17.10.08

O INSTANTE QUE ANTECEDE O BEIJO




Por Roberto Dupré






Agora que todos conhecem, medianamente, o Treco, posso, enfim, revelar a história do soturno paciente do leito 5 da enfermaria B.
Em algum lugar do planeta, ele deve ter uma carteira de identidade, de motorista ou coisa que o valha. Neste momento nada disso importa. O que interessa focar é o vasto mundo por trás daquele par de olhos negros como jabuticaba (e lábios vermelhos como pitanga) onde apenas se vê o reflexo da tela da tevê.
Nada há, senão um imenso vazio, compartilhado com uma extraordinária memória de cheiros, sabores e, principalmente afetos.

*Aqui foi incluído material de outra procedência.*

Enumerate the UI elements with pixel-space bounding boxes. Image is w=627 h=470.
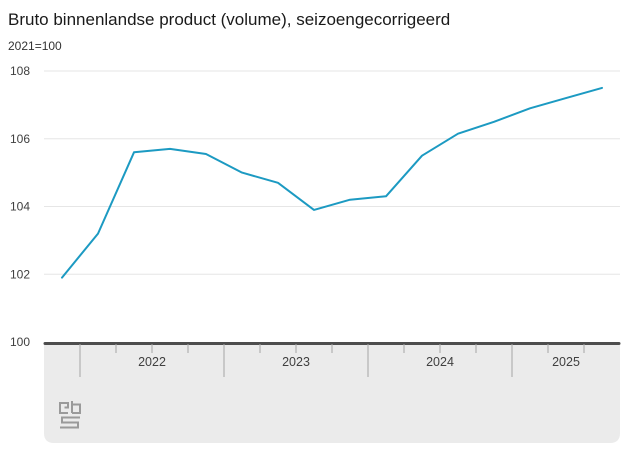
y-axis-labels: 100 102 104 106 108: [10, 64, 30, 349]
y-gridlines: [44, 70, 620, 275]
gdp-series-line: [61, 86, 603, 279]
navigator-track[interactable]: [44, 342, 620, 443]
navigator-ticks: [79, 344, 585, 377]
year-label: 2025: [552, 355, 580, 369]
year-label: 2022: [138, 355, 166, 369]
y-axis-tick-label: 102: [10, 267, 30, 281]
y-axis-tick-label: 106: [10, 132, 30, 146]
y-axis-tick-label: 100: [10, 335, 30, 349]
year-label: 2024: [426, 355, 454, 369]
navigator-year-labels: 2022 2023 2024 2025: [138, 355, 580, 369]
chart-title: Bruto binnenlandse product (volume), sei…: [8, 10, 451, 29]
range-navigator[interactable]: [43, 342, 621, 443]
chart-subtitle: 2021=100: [8, 39, 62, 53]
y-axis-tick-label: 108: [10, 64, 30, 78]
y-axis-tick-label: 104: [10, 200, 30, 214]
cbs-logo-icon: [59, 401, 81, 429]
year-label: 2023: [282, 355, 310, 369]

É fantástica a maneira como um reflexo de tevê adquire propriedades quase físicas. Tudo que ele precisa, está lá: beleza, doçura e a sensação de pertencer a algum lugar; nada impede apaixonar-se pela magérrima moça do tempo do meio-dia ou pela curvilínea moça do tempo da meia-noite.
A porta se abriu e a enfermeira entrou com uma bandejinha, garrote e seringa. Antes mesmo que o Rivotril fizesse efeito, a linda mocinha da série americana que ele nunca perdia, beijou, sofregamente na boca, o mocinho. Beijo de língua. Quando, na juventude ele freqüentava os bordéis, as prostitutas faziam de tudo, menos beijar na boca. Por isso, beijo de língua, para ele, deveria ser mais importante que o sexo em si.

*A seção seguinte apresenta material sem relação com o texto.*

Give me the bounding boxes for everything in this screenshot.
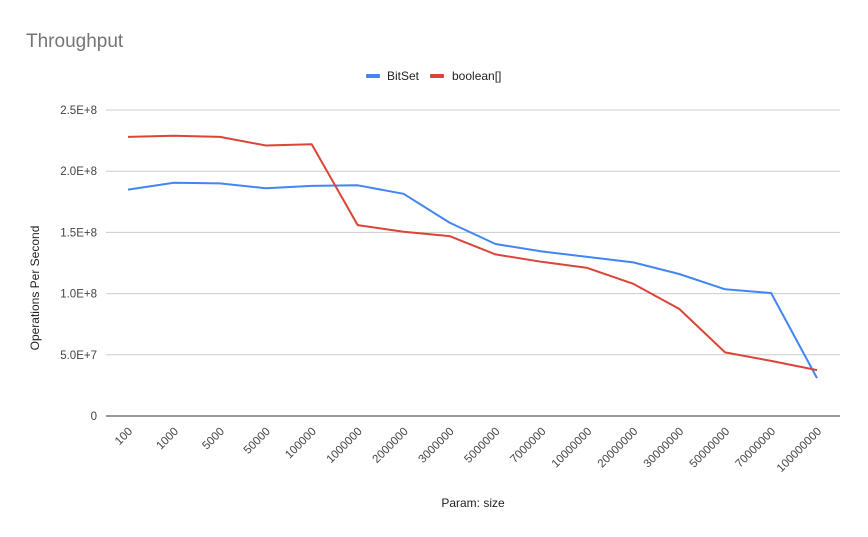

O beijo da mocinha que ele amava, na boca do mocinho que ele odiava, foi uma punhalada. Por isso, nem mesmo a dose cavalar de tranquilizante, impediu uma sucessão de pesadelos, cujo tema central era a traição e o abandono,
Quando a angústia chegou ao limite mais explosivo, ele sentiu o calor de uma mão delicada sobre a sua mão ainda fria.
Abriu os olhos atordoado e Audrey Hepburn sorriu um imenso sorriso de amor.
Então, sentiu-se em casa, na própria cama, virou de lado, relaxou e dormiu.